The award comes out of a $300 million grant pool in the Recovery Act, to bolster the EPA’s National Clean Diesel Campaign.
The agency usually makes the clean diesel grants as payments for construction projects, or to help ports and cities pay to either retrofit or replace specific pieces of equipment. But the grant to the Houston-Galveston Area Council is one of three the EPA made this week to fund innovative loan programs, under which borrowers can spruce up older diesel trucks and other equipment, or buy new ones.
This one involves a partnership by H-GAC, the Houston Port Authority and the Environmental Defense Fund in what they said is a program “to tackle one of the largest and most difficult-to-address sources of pollution at any port: drayage trucks.”
Replacing older rigs can cost owners a lot of money. State officials already tap a grant program from the Federal Highway Administration to help buy replacements, and Texas has its own emissions reduction program grants that are funded from fees on new diesel equipment purchases.

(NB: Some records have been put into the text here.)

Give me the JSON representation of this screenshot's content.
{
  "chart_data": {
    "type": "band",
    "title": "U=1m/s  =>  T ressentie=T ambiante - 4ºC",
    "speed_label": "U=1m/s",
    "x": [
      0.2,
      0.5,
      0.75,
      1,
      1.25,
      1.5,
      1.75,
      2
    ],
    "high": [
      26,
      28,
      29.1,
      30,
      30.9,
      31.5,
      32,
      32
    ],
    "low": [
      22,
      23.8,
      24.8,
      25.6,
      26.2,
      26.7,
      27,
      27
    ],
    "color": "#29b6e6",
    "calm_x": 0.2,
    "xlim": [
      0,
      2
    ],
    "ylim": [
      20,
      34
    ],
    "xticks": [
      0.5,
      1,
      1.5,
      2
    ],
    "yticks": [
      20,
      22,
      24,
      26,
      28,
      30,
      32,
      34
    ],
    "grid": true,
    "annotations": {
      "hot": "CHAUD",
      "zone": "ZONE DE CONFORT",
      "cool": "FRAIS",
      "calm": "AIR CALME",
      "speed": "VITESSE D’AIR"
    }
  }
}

But that can sometimes still leave owners to come up with tens of thousands of dollars to complete a new purchase, so the EPA-financed revolving loan pool can bridge that gap. The idea is to lend the money to help buy hundreds of new cargo trucks over several years, with loan repayments replenishing the fund enough to keep it going through 2013, a spokeswoman said.
“The program targets owners of the more than 3,000 trucks operating at the Port of Houston,” the regional groups said in a joint statement, “where most truckers are self-employed, owner-operators, or employees of one of the more than 150 private companies that are Port of Houston terminal operators.”
The loans can range from $5,000 to $100,000 and will carry an interest rate of at least 4 percent, according to information from H-GAC. Vehicle replacement loans may run five to seven years; loans to cover equipment upgrades for idle-reduction devices and other emission controls may last three to five years.
The partners aim to lend 25 percent of the money in the first year to cover 51 trucks, escalate to 103 more vehicles in year two and 51 again in the third year before the program reverts to a loan pool that is funded by loan repayments.
Along the way, backers expect to create or retain six jobs to run it, and another 207 for industry. They expect the equipment changes to save nearly 30,000 gallons of diesel fuel and thousands of tons of emissions.
The EPA announced $20 million worth of such revolving loan-fund grants. Besides the Houston award, they include $9 million for diesel truck upgrades and replacements in Oregon, and $2 million for the Louisville, Ky., area to spend on off-road diesel equipment such as for construction or agriculture.